Netzwerk für Geflüchtete

Aus der eigenen Komfortzone rauskommen

Unsere Honorarkraft Annika stellt sich vor.

Mein Name ist Annika und ich komme aus Köln. Seit 15 Jah­ren mache ich politische Bildungsarbeit. Be­gonnen habe ich damit im Bereich Schülerinnen-Schüler-Ver­tretung und Schulpoli­tik. Dann habe ich irgendwann Geographie, Erziehungswissen­schaften und Anglistik studiert und erst an der Uni, danach beim Deutschen Ge­werkschaftsbund gearbeitet. Dabei ging es viel um Fragen globaler Gerechtigkeit, Privilegien und Perspektiv­wechsel. Mittlerweile bin ich unter dem Namen querdenker.in (www.querdenker.in) selb­stän­dig und lebe davon, für verschiedene Auftragge­ber/innen im Non-Profit-Bereich politische und interkulturelle Seminare zu leiten.
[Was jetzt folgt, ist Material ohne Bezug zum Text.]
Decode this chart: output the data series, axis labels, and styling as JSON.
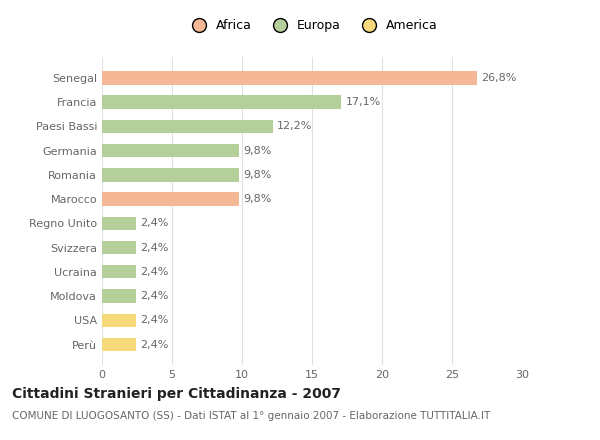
{
  "categories": [
    "Perù",
    "USA",
    "Moldova",
    "Ucraina",
    "Svizzera",
    "Regno Unito",
    "Marocco",
    "Romania",
    "Germania",
    "Paesi Bassi",
    "Francia",
    "Senegal"
  ],
  "values": [
    2.4,
    2.4,
    2.4,
    2.4,
    2.4,
    2.4,
    9.8,
    9.8,
    9.8,
    12.2,
    17.1,
    26.8
  ],
  "colors": [
    "#f5d97a",
    "#f5d97a",
    "#b5cf9a",
    "#b5cf9a",
    "#b5cf9a",
    "#b5cf9a",
    "#f5b896",
    "#b5cf9a",
    "#b5cf9a",
    "#b5cf9a",
    "#b5cf9a",
    "#f5b896"
  ],
  "labels": [
    "2,4%",
    "2,4%",
    "2,4%",
    "2,4%",
    "2,4%",
    "2,4%",
    "9,8%",
    "9,8%",
    "9,8%",
    "12,2%",
    "17,1%",
    "26,8%"
  ],
  "legend": [
    {
      "label": "Africa",
      "color": "#f5b896"
    },
    {
      "label": "Europa",
      "color": "#b5cf9a"
    },
    {
      "label": "America",
      "color": "#f5d97a"
    }
  ],
  "xlim": [
    0,
    30
  ],
  "xticks": [
    0,
    5,
    10,
    15,
    20,
    25,
    30
  ],
  "title": "Cittadini Stranieri per Cittadinanza - 2007",
  "subtitle": "COMUNE DI LUOGOSANTO (SS) - Dati ISTAT al 1° gennaio 2007 - Elaborazione TUTTITALIA.IT",
  "background_color": "#ffffff",
  "grid_color": "#e0e0e0",
  "bar_height": 0.55,
  "title_fontsize": 10,
  "subtitle_fontsize": 7.5,
  "label_fontsize": 8,
  "tick_fontsize": 8,
  "legend_fontsize": 9
}
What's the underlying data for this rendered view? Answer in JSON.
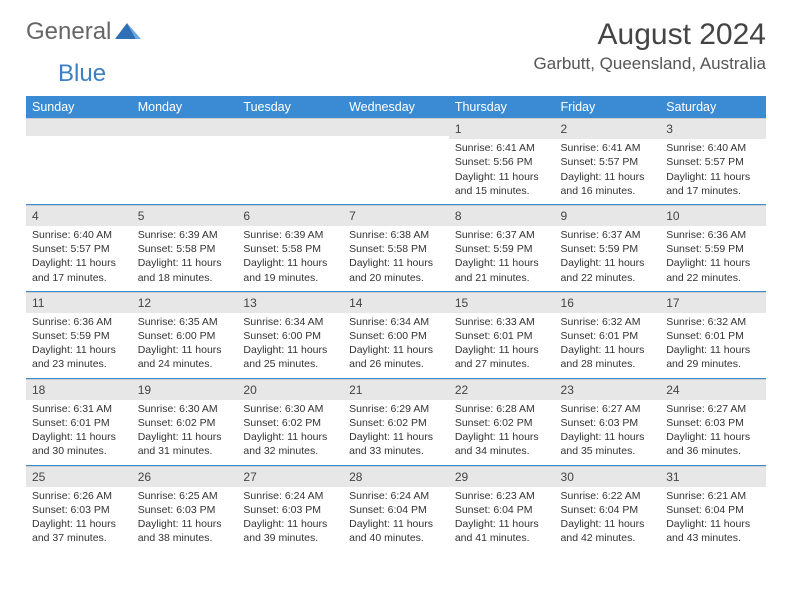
{
  "logo": {
    "part1": "General",
    "part2": "Blue"
  },
  "title": "August 2024",
  "location": "Garbutt, Queensland, Australia",
  "colors": {
    "header_bg": "#3b8bd4",
    "header_fg": "#ffffff",
    "daynum_bg": "#e7e7e7",
    "rule": "#3b8bd4",
    "text": "#333333",
    "logo_blue": "#3b7fc4"
  },
  "day_names": [
    "Sunday",
    "Monday",
    "Tuesday",
    "Wednesday",
    "Thursday",
    "Friday",
    "Saturday"
  ],
  "weeks": [
    [
      null,
      null,
      null,
      null,
      {
        "n": "1",
        "sunrise": "6:41 AM",
        "sunset": "5:56 PM",
        "daylight": "11 hours and 15 minutes."
      },
      {
        "n": "2",
        "sunrise": "6:41 AM",
        "sunset": "5:57 PM",
        "daylight": "11 hours and 16 minutes."
      },
      {
        "n": "3",
        "sunrise": "6:40 AM",
        "sunset": "5:57 PM",
        "daylight": "11 hours and 17 minutes."
      }
    ],
    [
      {
        "n": "4",
        "sunrise": "6:40 AM",
        "sunset": "5:57 PM",
        "daylight": "11 hours and 17 minutes."
      },
      {
        "n": "5",
        "sunrise": "6:39 AM",
        "sunset": "5:58 PM",
        "daylight": "11 hours and 18 minutes."
      },
      {
        "n": "6",
        "sunrise": "6:39 AM",
        "sunset": "5:58 PM",
        "daylight": "11 hours and 19 minutes."
      },
      {
        "n": "7",
        "sunrise": "6:38 AM",
        "sunset": "5:58 PM",
        "daylight": "11 hours and 20 minutes."
      },
      {
        "n": "8",
        "sunrise": "6:37 AM",
        "sunset": "5:59 PM",
        "daylight": "11 hours and 21 minutes."
      },
      {
        "n": "9",
        "sunrise": "6:37 AM",
        "sunset": "5:59 PM",
        "daylight": "11 hours and 22 minutes."
      },
      {
        "n": "10",
        "sunrise": "6:36 AM",
        "sunset": "5:59 PM",
        "daylight": "11 hours and 22 minutes."
      }
    ],
    [
      {
        "n": "11",
        "sunrise": "6:36 AM",
        "sunset": "5:59 PM",
        "daylight": "11 hours and 23 minutes."
      },
      {
        "n": "12",
        "sunrise": "6:35 AM",
        "sunset": "6:00 PM",
        "daylight": "11 hours and 24 minutes."
      },
      {
        "n": "13",
        "sunrise": "6:34 AM",
        "sunset": "6:00 PM",
        "daylight": "11 hours and 25 minutes."
      },
      {
        "n": "14",
        "sunrise": "6:34 AM",
        "sunset": "6:00 PM",
        "daylight": "11 hours and 26 minutes."
      },
      {
        "n": "15",
        "sunrise": "6:33 AM",
        "sunset": "6:01 PM",
        "daylight": "11 hours and 27 minutes."
      },
      {
        "n": "16",
        "sunrise": "6:32 AM",
        "sunset": "6:01 PM",
        "daylight": "11 hours and 28 minutes."
      },
      {
        "n": "17",
        "sunrise": "6:32 AM",
        "sunset": "6:01 PM",
        "daylight": "11 hours and 29 minutes."
      }
    ],
    [
      {
        "n": "18",
        "sunrise": "6:31 AM",
        "sunset": "6:01 PM",
        "daylight": "11 hours and 30 minutes."
      },
      {
        "n": "19",
        "sunrise": "6:30 AM",
        "sunset": "6:02 PM",
        "daylight": "11 hours and 31 minutes."
      },
      {
        "n": "20",
        "sunrise": "6:30 AM",
        "sunset": "6:02 PM",
        "daylight": "11 hours and 32 minutes."
      },
      {
        "n": "21",
        "sunrise": "6:29 AM",
        "sunset": "6:02 PM",
        "daylight": "11 hours and 33 minutes."
      },
      {
        "n": "22",
        "sunrise": "6:28 AM",
        "sunset": "6:02 PM",
        "daylight": "11 hours and 34 minutes."
      },
      {
        "n": "23",
        "sunrise": "6:27 AM",
        "sunset": "6:03 PM",
        "daylight": "11 hours and 35 minutes."
      },
      {
        "n": "24",
        "sunrise": "6:27 AM",
        "sunset": "6:03 PM",
        "daylight": "11 hours and 36 minutes."
      }
    ],
    [
      {
        "n": "25",
        "sunrise": "6:26 AM",
        "sunset": "6:03 PM",
        "daylight": "11 hours and 37 minutes."
      },
      {
        "n": "26",
        "sunrise": "6:25 AM",
        "sunset": "6:03 PM",
        "daylight": "11 hours and 38 minutes."
      },
      {
        "n": "27",
        "sunrise": "6:24 AM",
        "sunset": "6:03 PM",
        "daylight": "11 hours and 39 minutes."
      },
      {
        "n": "28",
        "sunrise": "6:24 AM",
        "sunset": "6:04 PM",
        "daylight": "11 hours and 40 minutes."
      },
      {
        "n": "29",
        "sunrise": "6:23 AM",
        "sunset": "6:04 PM",
        "daylight": "11 hours and 41 minutes."
      },
      {
        "n": "30",
        "sunrise": "6:22 AM",
        "sunset": "6:04 PM",
        "daylight": "11 hours and 42 minutes."
      },
      {
        "n": "31",
        "sunrise": "6:21 AM",
        "sunset": "6:04 PM",
        "daylight": "11 hours and 43 minutes."
      }
    ]
  ],
  "labels": {
    "sunrise": "Sunrise: ",
    "sunset": "Sunset: ",
    "daylight": "Daylight: "
  }
}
Mit dem Thema Flucht hatte ich in den letzten Jahren ziemlich intensiv durch den so genann­ten „Dschungel von Calais“ zu tun, wo ich ehrenamtlich gearbeitet habe und wo­für ich von Köln aus mit Martin (der auch bei der Roadshow aktiv ist) und anderen Freundinnen und Freunden das Solidaritäts-Projekt Biscuits for Calais (www.biscuitsforcalais.de) gemacht habe. Da ging es um pragmati­sche Unterstützung, aber auch darum, auf die Situation der Flüchtenden in Calais aufmerksam zu machen und sich gegen die europäische Abschreckungs- und Abschottungspolitik zu stellen und mehr zu tun als „nein“ zu sagen. Insgesamt hat mich die Zeit in Calais sehr geprägt. Meine Privilegien als weiße Europäerin sind mir bewusst geworden. Was man als Flüchtende/r bzw. Geflüchtete/r innerhalb der EU erleben muss, empört mich nachhaltig.

Persönlich ist es mir wichtig, meinen Beitrag dazu zu leisten, dass diese Welt zumindest nicht in gleichem Tempo noch schlechter wird. Dazu gehören für mich Zuhören und Verste­hen, aber auch dass wir alle aus der eigenen Komfortzone rauskommen müssen. Deswegen bin ich bei der Roadshow dabei.